I can recall seeing this particular piece of work at the British Museum in 2008, I remember being surprised by the sheer quantity of medications encapsulated within the knitted pockets, it led me to ponder what the medications were for and what impact they are having on people.
In a recent piece by Pharmacopoeia, assemblages of medication and their packaging have been used to create a large scale artwork to depict natural and organic forms. This relationship between natural forms and medication is acknowledged through various plant extracts that are used in modern day medicine.
The concept for Pharmacopoeia’s ‘mantilha’ centres on the fact that a significant number of drugs have their origins in plants and naturally occurring microorganisms. It is well known in the UK that the heart drug Digoxin is derived from the beautiful Foxglove plant. The most effective treatment for falciparum malaria was found in the plant Artemisinin; long known to the Chinese for its medicinal properties. Most recent of all the drug Crofelemer from the red sap of the Croton Lechleri plant, and used by indigenous cultures of the Amazon, has been approved for treating side effects of HIV antiretrovirals.
The work titled Miss Essex shows the consequences of attempting to medicate heavily against mental health conditions. It reminds me of the old metaphor "you can take a horse to water, but you can't teach it to drink", the doctors can prescribe the medication but the patient may not necessarily take it.
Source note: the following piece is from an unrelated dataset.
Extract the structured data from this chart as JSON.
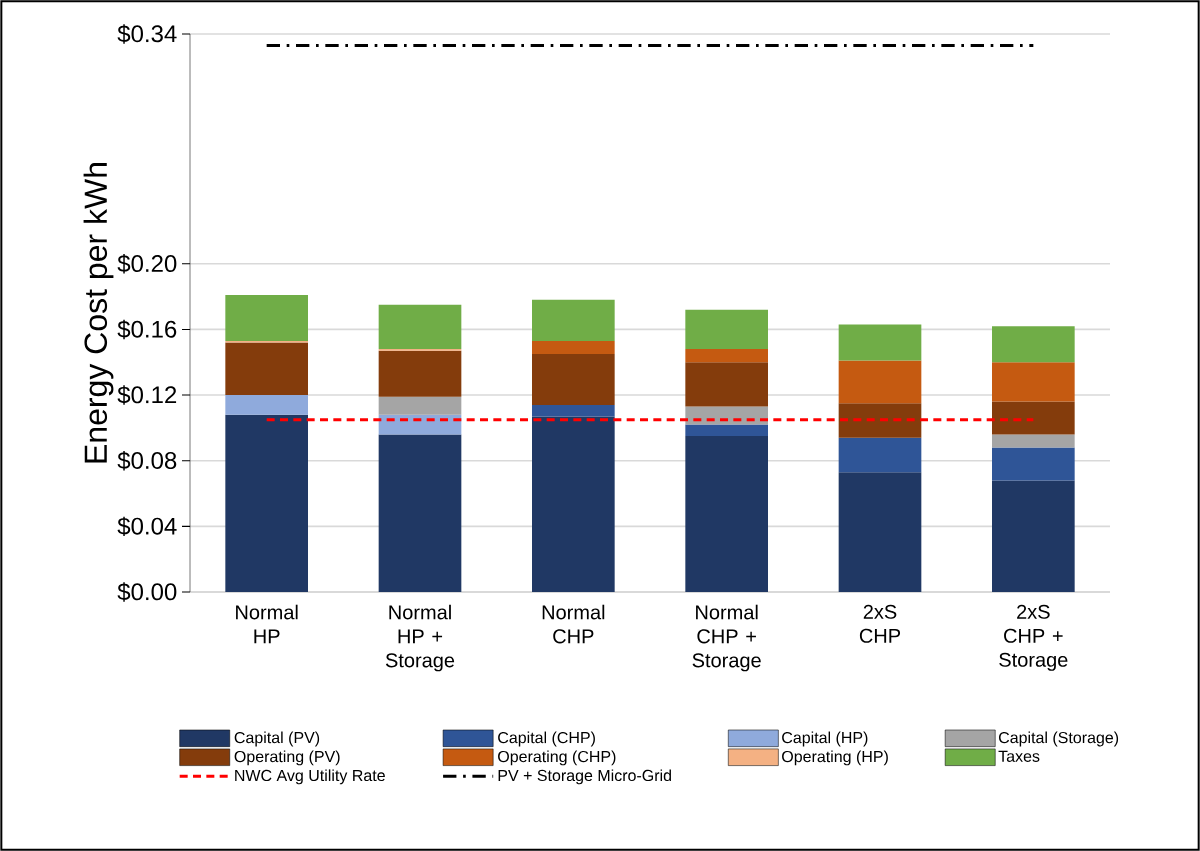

This resistance or unwillingness to take the medication has now been turned into an artwork that symbolises the young woman's health conditions.
In this piece, O.T.C stands for over the counter, which is a term given to medications that are available for purchase over the counter (without prescription). The Veil is significant to suggest the aesthetic likeness of O.T.C minerals, supplements and pain relief could be comparable to that of more potent medications that are only available on prescription.
My search for influences on the subject area will continue, I have been impressed and surprised by how much variety of expression is out there that links so strongly to one of my main influences in my artwork.